Monday, September 04, 2006

Patience... An Update on a Resolution

Some lessons the Lord is faithful to keep teaching you. You think you've made some progress on the issue... whatever it is... only to look up one day and find yourself wrestling with a different aspect of it or fighting against it in a different context. Pride is that way. Lust is that way. I could name many.

But for me, at least recently, it's been patience. One of the things modeled so well for me at CHBC was patience. I learned a lot about the necessity of patience and saw a lot of fruit produced because of the wise restraint the elders and congregation often showed, when the impulse might have been to plow ahead.

I think most people who know me would say I'm patient... or at least they think of me as patient. But I've been meditating on Edwards' fourth resolution, never to do, be, or allow anything but what tends to the glory of God. And as I have considered the things I wish to be, and not just the things I wish were thought about me, the Lord has faithfully shown me my impatient heart.

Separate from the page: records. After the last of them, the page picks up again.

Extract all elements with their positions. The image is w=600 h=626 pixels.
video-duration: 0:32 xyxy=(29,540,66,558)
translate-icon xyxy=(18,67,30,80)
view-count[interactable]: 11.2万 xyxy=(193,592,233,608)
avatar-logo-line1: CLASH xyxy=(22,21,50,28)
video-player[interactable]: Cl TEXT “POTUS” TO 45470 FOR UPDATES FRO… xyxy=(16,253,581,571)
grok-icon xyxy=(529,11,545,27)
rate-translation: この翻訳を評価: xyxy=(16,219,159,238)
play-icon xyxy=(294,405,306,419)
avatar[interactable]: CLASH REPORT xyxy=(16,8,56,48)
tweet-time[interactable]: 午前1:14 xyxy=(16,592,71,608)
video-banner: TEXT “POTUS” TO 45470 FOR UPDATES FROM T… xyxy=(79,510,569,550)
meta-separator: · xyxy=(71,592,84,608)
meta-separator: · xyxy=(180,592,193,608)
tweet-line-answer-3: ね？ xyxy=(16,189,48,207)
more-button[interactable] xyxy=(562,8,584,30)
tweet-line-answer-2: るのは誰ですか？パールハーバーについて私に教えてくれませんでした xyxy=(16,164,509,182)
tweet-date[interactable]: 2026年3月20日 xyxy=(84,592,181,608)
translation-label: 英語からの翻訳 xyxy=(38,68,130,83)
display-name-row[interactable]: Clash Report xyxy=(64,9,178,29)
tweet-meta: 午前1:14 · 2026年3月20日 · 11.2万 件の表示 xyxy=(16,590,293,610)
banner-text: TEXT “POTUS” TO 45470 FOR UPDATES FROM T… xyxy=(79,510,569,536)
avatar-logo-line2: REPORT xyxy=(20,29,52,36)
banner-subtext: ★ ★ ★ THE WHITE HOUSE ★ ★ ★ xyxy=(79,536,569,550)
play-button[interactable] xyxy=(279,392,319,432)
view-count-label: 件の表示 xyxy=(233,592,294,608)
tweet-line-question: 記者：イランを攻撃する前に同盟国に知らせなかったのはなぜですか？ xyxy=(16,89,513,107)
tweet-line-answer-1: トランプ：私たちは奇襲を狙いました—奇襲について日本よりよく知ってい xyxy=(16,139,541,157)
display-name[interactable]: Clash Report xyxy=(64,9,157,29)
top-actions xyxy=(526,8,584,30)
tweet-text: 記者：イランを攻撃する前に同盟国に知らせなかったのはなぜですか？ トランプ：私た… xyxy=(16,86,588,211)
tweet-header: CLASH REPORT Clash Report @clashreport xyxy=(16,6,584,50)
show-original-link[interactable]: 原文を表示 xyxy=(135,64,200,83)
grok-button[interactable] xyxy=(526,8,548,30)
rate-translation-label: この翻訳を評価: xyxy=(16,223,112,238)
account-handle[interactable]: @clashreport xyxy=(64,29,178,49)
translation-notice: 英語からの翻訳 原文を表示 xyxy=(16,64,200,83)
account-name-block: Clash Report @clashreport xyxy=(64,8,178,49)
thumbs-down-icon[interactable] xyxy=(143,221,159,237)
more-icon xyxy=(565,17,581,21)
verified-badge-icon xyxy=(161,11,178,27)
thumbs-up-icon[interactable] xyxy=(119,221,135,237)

My wife has diagnosed part of the problem really well. She observes that I have things in my head, that I see quite clearly and quickly, but that I wrongly (read impatiently) assume others will see and understand as easily or clearly. She knows that tendency quite well... going back as far as my attempts to tutor her in freshman calculus at NCSU.

One challenge for me as a new pastor will be to develop the habit of mind and heart that leads with teaching, that endeavors to get an idea out of my head and into others'. Cultivating patience will mean cultivating vision, knowledge, attitudes and habits in others in quite a number of instances. That's slow work... but it's good, deep root-building work. I fully recognize that to try and lead without teaching would be disastrous. I (in the personally selfish sense of the pronoun) could arrive at some goal but the bodies of my people could very well be strewn all over the island. Better to learn patience, to be filled with the Spirit, and to grow healthily with others around me.

Resovled, to be patient and to take every prayerful opportunity to cultivate others as an expression of that patience.